Epic Actors’ Workshop (New Jersey), regular visitors here, brought No Man’s Land, dramatized by Golam Sarwar Harun from a short story by Mojaffar Hossain of Bangladesh. Recalling “Toba Tek Singh”, an injured destitute takes shelter on a riverine island on the India–Bangladesh border, causing consternation in security forces on both sides and sensation for villagers who throng to turn the scene into a carnival atmosphere, but no one comes to her rescue. The script rather simplistically depicts the two populations as Hindu and Muslim respectively, while directors Harun and Gargi Mukherjee alternate sequences and blocking too schematically. I note that they remain inattentive to military details like in last year’s Nirastra, executing about-turns to the left instead of the right.

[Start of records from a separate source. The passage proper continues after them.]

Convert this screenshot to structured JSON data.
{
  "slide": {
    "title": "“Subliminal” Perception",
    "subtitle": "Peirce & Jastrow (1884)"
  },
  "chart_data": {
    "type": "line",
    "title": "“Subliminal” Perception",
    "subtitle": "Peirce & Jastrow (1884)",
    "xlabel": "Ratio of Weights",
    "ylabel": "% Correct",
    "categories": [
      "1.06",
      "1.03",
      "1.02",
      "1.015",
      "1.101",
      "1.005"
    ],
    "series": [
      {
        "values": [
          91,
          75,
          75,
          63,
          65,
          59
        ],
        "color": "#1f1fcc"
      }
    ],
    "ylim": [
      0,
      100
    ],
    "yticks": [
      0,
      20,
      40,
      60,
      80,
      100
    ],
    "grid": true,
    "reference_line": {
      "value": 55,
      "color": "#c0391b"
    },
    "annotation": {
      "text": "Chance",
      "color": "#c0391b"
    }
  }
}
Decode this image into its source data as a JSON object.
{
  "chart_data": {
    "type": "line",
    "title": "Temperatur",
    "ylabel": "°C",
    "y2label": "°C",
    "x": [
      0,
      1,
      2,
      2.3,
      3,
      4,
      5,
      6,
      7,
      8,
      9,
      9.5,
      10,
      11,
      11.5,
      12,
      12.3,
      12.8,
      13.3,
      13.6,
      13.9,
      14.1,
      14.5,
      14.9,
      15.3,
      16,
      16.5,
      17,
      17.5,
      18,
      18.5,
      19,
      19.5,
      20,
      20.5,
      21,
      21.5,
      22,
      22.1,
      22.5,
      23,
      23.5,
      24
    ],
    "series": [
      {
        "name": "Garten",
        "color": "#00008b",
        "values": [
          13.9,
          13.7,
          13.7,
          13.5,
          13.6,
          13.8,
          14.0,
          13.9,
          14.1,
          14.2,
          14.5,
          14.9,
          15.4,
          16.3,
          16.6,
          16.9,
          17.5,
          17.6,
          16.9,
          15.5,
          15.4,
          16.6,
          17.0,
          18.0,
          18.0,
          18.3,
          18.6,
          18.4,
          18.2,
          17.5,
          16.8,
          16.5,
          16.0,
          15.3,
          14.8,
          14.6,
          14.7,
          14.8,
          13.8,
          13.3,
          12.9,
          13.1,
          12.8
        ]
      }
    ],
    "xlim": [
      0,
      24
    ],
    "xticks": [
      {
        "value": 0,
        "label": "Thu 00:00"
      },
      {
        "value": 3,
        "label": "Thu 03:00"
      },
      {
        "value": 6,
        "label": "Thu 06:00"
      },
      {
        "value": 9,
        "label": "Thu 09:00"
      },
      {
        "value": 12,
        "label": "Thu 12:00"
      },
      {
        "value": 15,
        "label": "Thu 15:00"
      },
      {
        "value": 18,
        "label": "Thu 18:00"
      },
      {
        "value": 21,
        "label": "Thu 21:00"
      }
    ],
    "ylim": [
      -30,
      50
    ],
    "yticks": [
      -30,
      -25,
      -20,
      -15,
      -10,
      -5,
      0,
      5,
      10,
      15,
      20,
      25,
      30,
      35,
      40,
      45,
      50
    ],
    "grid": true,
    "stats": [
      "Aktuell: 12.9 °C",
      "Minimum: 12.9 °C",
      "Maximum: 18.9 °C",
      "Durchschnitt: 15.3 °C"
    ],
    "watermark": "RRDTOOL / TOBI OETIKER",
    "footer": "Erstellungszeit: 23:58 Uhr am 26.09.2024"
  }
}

After the opening ceremony, Emirates Bengal Natyagoshthi (Dubai) staged Ujjwal Chattopadhyay’s Prahasan, without acknowledging its source, the British film Exam (2009), in which a company holds a test to select the right candidate for a position of responsibility, involving a cure that it has manufactured for a killer virus. The movie, not particularly memorable, is still more sinister than Chattopadhyay’s self-declared farce, which also predictably demonizes the undeniably capitalist motives of corporations. Kalyan Bhattacharya directs the cast of applicants most unbelievably, for total strangers venting cuss words and language in bad taste during an employment opportunity destroys any semblance of the illusion of reality.